Well, some characters really need their 'verse to work, for me. Frasier and Niles in the Supernatural world was hysterical and cracktastic and I loved it but it wasn't the Cranes on their show. Making characters work outside of their world without it going as pure crack (nothing wrong but I think not what you are discussing) doesn't always work.
Then there is the my hed iz pastede on yay effect which happens so much more often then not when I try and read AUs. It's like an OC, but the author didn't want to say so.
And then there are AUs that are my favorite things to read and reread and reread forever. But there are so many AUs that I see and I will never click. They just don't appeal.

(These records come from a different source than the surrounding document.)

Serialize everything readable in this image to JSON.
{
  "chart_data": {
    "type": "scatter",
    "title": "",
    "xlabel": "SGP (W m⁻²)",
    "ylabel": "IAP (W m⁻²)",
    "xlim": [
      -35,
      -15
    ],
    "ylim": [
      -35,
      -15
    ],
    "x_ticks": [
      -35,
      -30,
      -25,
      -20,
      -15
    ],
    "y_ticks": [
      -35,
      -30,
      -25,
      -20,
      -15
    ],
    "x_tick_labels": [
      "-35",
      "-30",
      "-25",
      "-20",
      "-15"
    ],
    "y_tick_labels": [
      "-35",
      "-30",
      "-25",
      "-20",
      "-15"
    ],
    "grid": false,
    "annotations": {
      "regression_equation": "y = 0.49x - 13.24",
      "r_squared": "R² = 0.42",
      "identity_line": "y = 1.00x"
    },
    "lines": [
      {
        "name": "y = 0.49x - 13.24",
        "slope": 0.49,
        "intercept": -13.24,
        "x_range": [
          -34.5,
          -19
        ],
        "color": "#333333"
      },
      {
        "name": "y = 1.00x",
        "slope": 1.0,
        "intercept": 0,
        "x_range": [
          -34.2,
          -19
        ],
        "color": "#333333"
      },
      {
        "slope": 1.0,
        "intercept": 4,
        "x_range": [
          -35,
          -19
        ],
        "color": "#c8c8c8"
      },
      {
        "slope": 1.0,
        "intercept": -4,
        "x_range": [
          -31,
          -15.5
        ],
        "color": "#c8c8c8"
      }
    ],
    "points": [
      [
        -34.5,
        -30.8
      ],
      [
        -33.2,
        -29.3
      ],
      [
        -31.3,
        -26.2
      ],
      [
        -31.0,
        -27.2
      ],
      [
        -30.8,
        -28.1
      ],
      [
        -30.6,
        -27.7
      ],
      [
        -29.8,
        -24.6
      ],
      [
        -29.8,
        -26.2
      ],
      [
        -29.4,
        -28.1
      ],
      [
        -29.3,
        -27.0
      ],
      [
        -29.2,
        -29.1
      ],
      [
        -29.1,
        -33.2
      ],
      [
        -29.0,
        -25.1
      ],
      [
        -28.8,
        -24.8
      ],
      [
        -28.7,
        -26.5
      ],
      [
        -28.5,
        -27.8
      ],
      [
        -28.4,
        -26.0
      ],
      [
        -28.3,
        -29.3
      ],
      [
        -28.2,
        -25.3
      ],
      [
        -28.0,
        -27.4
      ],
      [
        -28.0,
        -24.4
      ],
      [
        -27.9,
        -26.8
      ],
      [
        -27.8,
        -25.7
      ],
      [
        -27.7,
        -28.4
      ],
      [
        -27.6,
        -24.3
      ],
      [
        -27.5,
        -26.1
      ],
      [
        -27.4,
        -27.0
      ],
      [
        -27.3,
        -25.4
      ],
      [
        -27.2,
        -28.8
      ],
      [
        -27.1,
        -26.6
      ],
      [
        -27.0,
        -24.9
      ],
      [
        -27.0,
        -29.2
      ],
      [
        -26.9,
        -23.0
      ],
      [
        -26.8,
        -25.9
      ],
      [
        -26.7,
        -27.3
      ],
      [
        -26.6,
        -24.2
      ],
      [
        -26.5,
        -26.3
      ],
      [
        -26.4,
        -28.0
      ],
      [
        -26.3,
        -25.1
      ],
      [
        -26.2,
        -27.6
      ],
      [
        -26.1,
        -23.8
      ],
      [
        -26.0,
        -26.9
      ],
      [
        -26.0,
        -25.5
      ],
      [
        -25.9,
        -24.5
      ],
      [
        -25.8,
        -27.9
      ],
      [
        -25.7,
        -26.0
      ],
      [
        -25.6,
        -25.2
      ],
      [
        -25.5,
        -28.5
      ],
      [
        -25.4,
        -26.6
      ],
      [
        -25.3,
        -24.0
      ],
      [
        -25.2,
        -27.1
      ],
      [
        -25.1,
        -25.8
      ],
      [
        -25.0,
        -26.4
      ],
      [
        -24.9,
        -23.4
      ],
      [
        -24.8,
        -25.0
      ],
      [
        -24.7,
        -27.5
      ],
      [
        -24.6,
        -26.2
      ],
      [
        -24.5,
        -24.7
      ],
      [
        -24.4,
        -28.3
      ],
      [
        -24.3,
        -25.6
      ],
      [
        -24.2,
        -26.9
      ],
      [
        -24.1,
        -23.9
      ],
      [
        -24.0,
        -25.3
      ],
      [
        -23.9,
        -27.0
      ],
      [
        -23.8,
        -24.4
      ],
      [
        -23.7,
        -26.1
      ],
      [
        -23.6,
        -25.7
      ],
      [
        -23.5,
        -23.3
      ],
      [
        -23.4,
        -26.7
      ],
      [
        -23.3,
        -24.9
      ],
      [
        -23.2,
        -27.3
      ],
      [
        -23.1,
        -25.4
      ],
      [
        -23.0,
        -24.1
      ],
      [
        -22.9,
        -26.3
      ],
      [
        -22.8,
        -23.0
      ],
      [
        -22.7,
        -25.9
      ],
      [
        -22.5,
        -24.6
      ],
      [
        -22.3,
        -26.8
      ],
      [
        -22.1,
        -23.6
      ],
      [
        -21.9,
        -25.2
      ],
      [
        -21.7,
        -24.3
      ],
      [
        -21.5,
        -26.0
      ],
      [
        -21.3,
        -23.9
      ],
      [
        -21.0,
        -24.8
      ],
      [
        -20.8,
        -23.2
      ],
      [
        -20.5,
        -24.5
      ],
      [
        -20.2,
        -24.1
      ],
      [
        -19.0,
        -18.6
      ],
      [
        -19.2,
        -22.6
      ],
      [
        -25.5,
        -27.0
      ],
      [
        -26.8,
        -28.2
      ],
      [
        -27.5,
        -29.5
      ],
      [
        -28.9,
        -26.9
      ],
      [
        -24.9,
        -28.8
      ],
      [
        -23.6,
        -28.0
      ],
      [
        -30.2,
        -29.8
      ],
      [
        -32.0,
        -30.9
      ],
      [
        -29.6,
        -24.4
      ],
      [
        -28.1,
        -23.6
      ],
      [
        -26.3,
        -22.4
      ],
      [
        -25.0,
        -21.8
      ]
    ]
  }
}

I tend to dislike AUs where they diverge from canon over specific peeves of the authors, like a character they dislike having died (or the reverse), but are otherwise in the same basic setting. But wildly different settings/plots with the familiar characters transplanted into them seem to suit me better. "Guns and Neuroses" was a sterling example of how well that can work.
I've read some lovely AU's and yet there was one character the author obviously disliked and turned them, wildly OOC, into the most heinous villian, when they'd been a canon good guy, and I just don't get it.
and I just don't get it.
I'm guessing the show on tv isn't the show they want, so they wrote their version. And, hey, more power to those people if they want to write their AU their way.
But I think that's why they often don't work for me. If I don't like something, I am more likely to slowly just wander away from it. I can see fix-its for an ep or so, but once you are changing the story, well, you're changing the story.
Flight of fancy things where it's people talking and "oooh, what if Char A were in Plot B or Story C" are excellent when they work outside of their circle but I think you usually have to be in on the original joke. Which is what fandom can be.
There's a word for the type of AU where the characters from one show are swapped into the setting from another show. (Like the Frasier/SPN one which I loved.) But I forget what it is.
I'm not sure I've read an AU that wasn't of this type. I heard of a good one that was SPN in the old west but I forgot to click the link and lost it.
Thank-you! (was driving me batty)
When I was composing this post in my head, I was thinking that I liked AUs from canons with strong characters. But, then I realised I'd have no interest whatsoever in a Buffy AU. I like that universe as is, and I like those characters in that universe.
On the other hand, I can read Supernatural AUs until the cows come home, as long as people respect the same things about the characters and relationships that I do. I think it is the relationships, actually. The interactions between the characters. I like seeing that translated into different worlds. My enjoyment of a show like Buffy is a lot less about the relationships and more about the mythology and the characters' places in it.
I tend to dislike AUs where they diverge from canon over specific peeves of the authors, like a character they dislike having died (or the reverse), but are otherwise in the same basic setting.
Yeah, I'm not too fond of 'fixit' AUs, but there are times when a 'what if?' scenario can yield some interesting results.